Two more days went by and then Joy woke up with flu-like symptoms, achy, fever, a slight cough, but nothing too alarming. The next day Layla woke with similar symptoms, but not as extreme. We tried to go through a drive-up testing site, but once my wife saw the line, she gave the order to turn back. "It's like Schrödinger’s cat, let’s just hope we only have to open two boxes," she said. They each had symptoms for three days and then they cleared. My wife attributed their miraculous recovery to the vegan diet she had put the family on the previous year. I gave more credit to luck.
Day twelve I woke to the sound of a duck on fire quacking from downstairs, at least that's what it sounded like to me. I found my mother in her chair coughing and felt her hot clammy head. "Get dressed Mom, we're going to the hospital." She didn't answer, just shook her head, and shuffled over to her closet. A few hours later she became a patient in the special COVID ward of our local hospital.
A few days later I got a call from Vanessa, just starting the night shift, telling me they had transferred my mother to the ICU and asking if she had a living will. While having a living will makes you feel prepared for death, when somebody outside your family asks to see it, it's the most ominous feeling ever.
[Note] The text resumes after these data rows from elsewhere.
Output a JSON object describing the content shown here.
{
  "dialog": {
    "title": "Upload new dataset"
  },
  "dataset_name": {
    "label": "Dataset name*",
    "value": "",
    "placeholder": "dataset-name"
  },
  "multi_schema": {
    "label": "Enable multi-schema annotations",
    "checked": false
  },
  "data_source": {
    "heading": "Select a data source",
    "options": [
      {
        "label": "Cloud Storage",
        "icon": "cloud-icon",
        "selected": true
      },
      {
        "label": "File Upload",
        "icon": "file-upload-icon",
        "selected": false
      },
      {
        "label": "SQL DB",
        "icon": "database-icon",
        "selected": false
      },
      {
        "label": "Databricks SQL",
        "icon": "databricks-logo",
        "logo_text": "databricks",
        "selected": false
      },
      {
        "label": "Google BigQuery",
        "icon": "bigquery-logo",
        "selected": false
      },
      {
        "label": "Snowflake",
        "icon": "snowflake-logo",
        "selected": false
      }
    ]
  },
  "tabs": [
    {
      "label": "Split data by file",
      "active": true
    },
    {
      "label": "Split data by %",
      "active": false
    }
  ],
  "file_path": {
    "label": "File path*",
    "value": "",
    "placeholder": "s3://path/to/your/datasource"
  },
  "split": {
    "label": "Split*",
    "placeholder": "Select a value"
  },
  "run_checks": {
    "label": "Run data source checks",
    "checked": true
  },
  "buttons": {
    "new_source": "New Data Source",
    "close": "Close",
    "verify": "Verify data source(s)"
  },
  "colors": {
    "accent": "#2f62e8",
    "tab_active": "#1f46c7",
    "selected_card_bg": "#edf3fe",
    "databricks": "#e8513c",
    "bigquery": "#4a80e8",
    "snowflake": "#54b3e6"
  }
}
Two lights away from the entrance to our neighborhood, in the small hours of the morning with a few of my mother's effects in a hospital bag on the floorboard, I pulled the car over into a 7-Eleven parking lot and vomited all over a Japanese Boxwood. It wasn't a virus causing me to hurl, but a thought, a window into the future. Someday Lily will look back on this, maybe she'll come across one of those masks with my mother's embroidery on it, maybe she'll just remember waking up to the horrible news, but at some point she might make the connection to the bow on Asher's head and her grandmother dying.